By leveraging Starburst, Assurance was able to improve conversion rates, reduce costs, and enable robust modeling. Read the full case study here.
At the Datanova for Data Scientists, I had the pleasure of giving a Lightning Talk on the impact of Starburst and Trino on accelerating our time-to-insights, improving customer conversion rates, and enabling the creation of robust modelling for insurance recommendations. Starburst provided a single source of access for all our data and gave us the ability to see data real time, which is essential for our customers trying to enroll in insurance programs.
Assurance is an online distribution platform for insurance and financial products. It operates between consumers who are looking for coverage, the agents that have the expertise to educate on the available products, and the actual interface into the many products available. However, the world of insurance has many complex rules and regulations, so Assurance makes it easy for customers to navigate these complexities, and data gives us the ability to do this. So, as customers progress through the buying process, we are running models through each step in order to give the most accurate recommendations. However, this was not always possible.
Before Trino, we struggled to join data from one database to another. There was a lot of copying involved which led to longer time-to-insights. In addition, this lack of efficiency made it difficult to scale to the needs of the business, data scientists were under utilized, and stakeholders couldn’t understand the delay for insights. This all changed once we implemented Starburst, the enterprise grade edition of open source project, Trino. By having a single point of access for all of our data, we were able to unlock a lot of business value.
For my Datanova presentation, I focused on one aspect of our insurance offerings: Medicare Advantage plans. Medicare is a federal health insurance program run by the government particularly for those who are 65 years and older or for eligible individuals with disabilities or advanced diseases. Medicare Advantage plans are health plans which are offered and administered by private sector insurers. Medicare Advantage plans adhere to all of the rules set by Medicare. Private sector insurers are able to offer better economies of scale and the government can pay the insurance carriers directly. There is a time period each year called the Medicare Annual Enrollment Period (AEP), which is a 7 week period during which an eligible person can sign up for, change, or disenroll in their Medicare plan. It is a very complicated process and depends on a variety of factors; therefore, shoppers need help to navigate the complexities, which is where Assurance comes in.
Preparing to Launch: Optimizing our Agent Licensure Strategy
In order to enroll a shopper in a Medicare Advantage plan, agents must be licensed by the state the shopper resides in and the agents have to be appointed by at least one carrier in the state.
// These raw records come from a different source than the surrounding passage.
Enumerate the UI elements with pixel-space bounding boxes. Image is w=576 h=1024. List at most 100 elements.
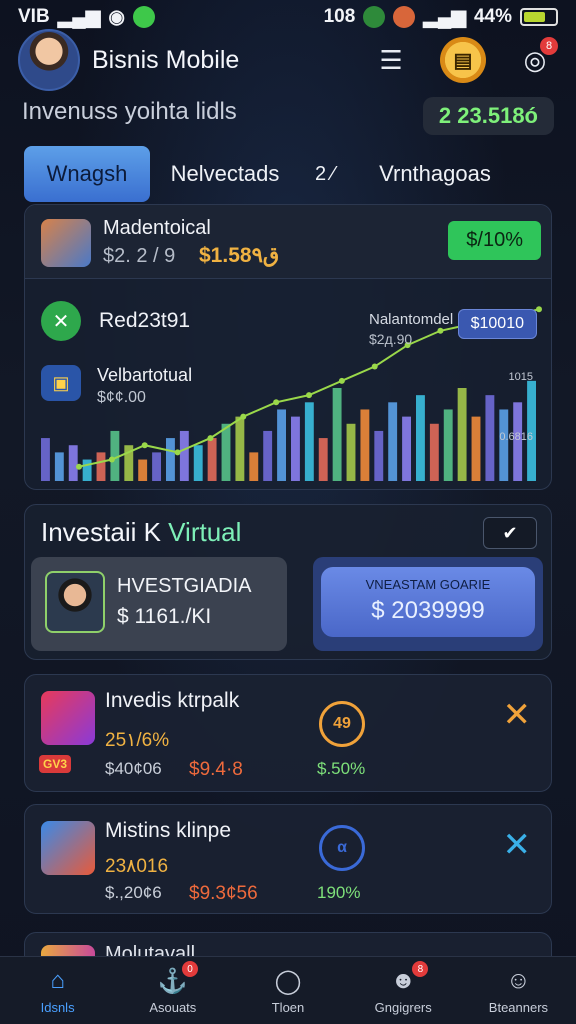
percent-badge[interactable]: $/10% [448,221,541,260]
video-play-icon [41,691,95,745]
invest-cta-panel: VNEASTAM GOARIE $ 2039999 [313,557,543,651]
home-icon: ⌂ [50,967,65,994]
nav-engagers[interactable]: ☻ 8 Gngigrers [346,957,461,1024]
battery-percent: 44% [473,6,512,27]
trend-point [207,435,214,442]
tab-wnagsh[interactable]: Wnagsh [24,146,150,202]
investment-card: Investaii Κ Virtual ✔ HVESTGIADIA $ 1161… [24,504,552,660]
nav-banners[interactable]: ☺ Bteanners [461,957,576,1024]
chart-bar [291,416,300,481]
investor-amount: $ 1161./ΚΙ [117,605,212,628]
chart-bar [207,438,217,481]
clock-label: 108 [323,6,356,27]
profile-icon: ☺ [506,967,531,994]
trend-point [273,399,280,406]
gift-tag: GV3 [39,755,72,773]
chart-bar [221,423,231,481]
close-icon[interactable]: ✕ [503,695,532,735]
list-item-title: Mistins klinpe [105,819,232,842]
carrier-label: VIB [18,6,50,27]
page-subtitle: Invenuss yoihta lidls [22,98,237,125]
chart-bar [443,409,453,481]
legend-label-1: Red23t91 [99,309,191,332]
bottom-nav: ⌂ Idsnls ⚓ 0 Asouats ◯ Tloen ☻ 8 Gngigre… [0,956,576,1024]
annotation-pill[interactable]: $10010 [457,309,537,339]
market-price: $1.58ق٩ [199,244,280,267]
chart-bar [138,459,148,481]
signal-strength-icon: ▂▄▆ [423,6,466,28]
chart-bar [416,395,425,481]
market-row[interactable]: Madentoical $2. 2 / 9 $1.58ق٩ $/10% [25,205,551,279]
menu-list-button[interactable]: ☰ [368,37,414,83]
list-item-percent: $.50% [317,759,366,778]
app-title: Bisnis Mobile [92,45,240,74]
trend-point [536,306,542,313]
list-item[interactable]: Mistins klinpe 23٨016 $.,20¢6 $9.3¢56 19… [24,804,552,914]
cta-title: VNEASTAM GOARIE [365,577,491,592]
trend-point [306,392,312,399]
notification-badge: 8 [540,37,558,55]
chart-bar [485,395,495,481]
tab-nelvectads[interactable]: Nelvectads [150,146,300,202]
investor-profile[interactable]: HVESTGIADIA $ 1161./ΚΙ [31,557,287,651]
chart-bar [471,416,481,481]
wifi-icon: ◉ [108,6,125,28]
investment-title-accent: Virtual [168,517,242,547]
list-item-price: $9.3¢56 [189,883,258,904]
chart-bar [318,438,328,481]
signal-icon: ▂▄▆ [57,6,101,28]
expand-button[interactable]: ✔ [483,517,537,549]
nav-badge: 0 [182,961,199,977]
notif-icon-2 [393,6,416,28]
chart-bar [346,423,356,481]
tab-vrnthagoas[interactable]: Vrnthagoas [350,146,520,202]
chart-bar [68,445,78,481]
wallet-button[interactable]: ▤ [440,37,486,83]
check-icon: ✔ [502,522,518,543]
nav-home[interactable]: ⌂ Idsnls [0,957,115,1024]
annotation-label: Nalantomdel [369,311,454,328]
app-header: Bisnis Mobile ☰ ▤ ◎ 8 [18,28,558,92]
list-item[interactable]: GV3 Invedis ktrpalk 25١/6% $40¢06 $9.4·8… [24,674,552,792]
chart-bar [304,402,314,481]
close-icon[interactable]: ✕ [503,825,532,865]
search-ring-icon[interactable]: α [319,825,365,871]
notifications-button[interactable]: ◎ 8 [512,37,558,83]
investor-avatar [45,571,105,633]
chart-bar [82,459,92,481]
list-item-value: 25١/6% [105,730,170,751]
list-item-value: 23٨016 [105,856,169,877]
legend-label-2: Velbartotual [97,365,193,385]
list-icon: ☰ [379,44,403,75]
chart-bar [96,452,106,481]
market-title: Madentoical [103,217,211,239]
trend-point [371,363,378,370]
chart-bar [41,438,50,481]
wallet-icon: ▤ [453,49,473,72]
trend-point [174,449,181,456]
investor-name: HVESTGIADIA [117,575,252,597]
rating-ring-icon[interactable]: 49 [319,701,365,747]
list-item-percent: 190% [317,883,361,902]
investment-title-main: Investaii Κ [41,517,169,547]
nav-label: Idsnls [40,1000,75,1015]
app-notif-icon [132,6,155,28]
nav-assets[interactable]: ⚓ 0 Asouats [115,957,230,1024]
nav-label: Bteanners [488,1000,549,1015]
chart-bar [54,452,64,481]
invest-cta-button[interactable]: VNEASTAM GOARIE $ 2039999 [321,567,535,637]
trend-point [437,327,444,334]
tab-tools[interactable]: 2 ⁄ [300,146,350,202]
nav-center[interactable]: ◯ Tloen [230,957,345,1024]
balance-pill[interactable]: 2 23.518ó [422,97,554,135]
legend-sub-2: $¢¢.00 [97,389,146,406]
circle-icon: ◯ [274,967,302,995]
axis-tick-top: 1015 [508,371,533,383]
list-item-amount: $40¢06 [105,759,162,778]
avatar[interactable] [18,29,80,91]
tab-bar: Wnagsh Nelvectads 2 ⁄ Vrnthagoas [24,146,552,202]
chart-box-icon: ▣ [41,365,81,401]
trend-point [76,463,82,470]
nav-label: Tloen [271,1000,305,1015]
trend-point [240,413,247,420]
Therefore, a business problem arises: How many state license and carrier appointments should we buy for each agent to best meet the needs of our customer base and maximize our profit over the annual election period?
The solution is a mixed integer optimization model which allows us to define our constraints, feed in data, iterate over many scenarios, output those scenarios, and analyze the outputs for optimal solutions. Data inputs included the cost of state licenses and carrier appointments, the varying level of skill that agents have, the various times that agents work, and the variation in shopper volume based on time of day or time of year.
Before we implemented Starburst, we had this data in many different sources, and there was a lot of friction when trying to aggregate all of the data available. However, with the implementation, data scientists don’t have to deal with the complexities of aggregating data anymore. Instead, they can focus on analysis and model formulation. The business outcomes have also been greatly affected. There was accelerated time-to-insights, which improved user experience, and it allowed for robust model development, which increased revenue and reduced costs.
When Logging Just Won’t Cut It
I’m sure you’ll agree that real time data is essential for any technology business, so, if basic functions aren’t working, businesses can’t adjust the course based on consumer behaviors at the time. So, when our logging tool could not handle the amount of requests from our employees, we decided to replace it with a data lake with a simple five step process: we inspected the logging indexes to identify key data sources, then, we cross checked it against what was available in the Trino catalog of connections, we identified data gaps, subscribed to streaming events for those gaps and wrote them in S3, and, finally, we connected Tableau to Trino- all of this was powered by Starburst. What resulted was real time analytics and the ability to build an insightful dashboard for our operators.
After this move, we massively accelerated our time-to-insights and allowed for new data to create visualizations. In addition, we were even able to present this dashboard at a company all-hands the day it was installed. It is still used daily and is very low-maintenance.
In order to determine the right product for customers, we needed access to the right data and a rapid development process. Therefore, the ability to rapidly test, improve, and implement product recommendation models was essential, and today Trino, the SQL-based MPP query engine is at the center of this. Through Trino and Starburst, we were able to optimize the agent licensure mix, get visibility back into operations at critical moments, better serve our customers, and increase our revenue. We are now concentrating on scaling up the Lakehouse architecture in order to better focus on analysis and business value.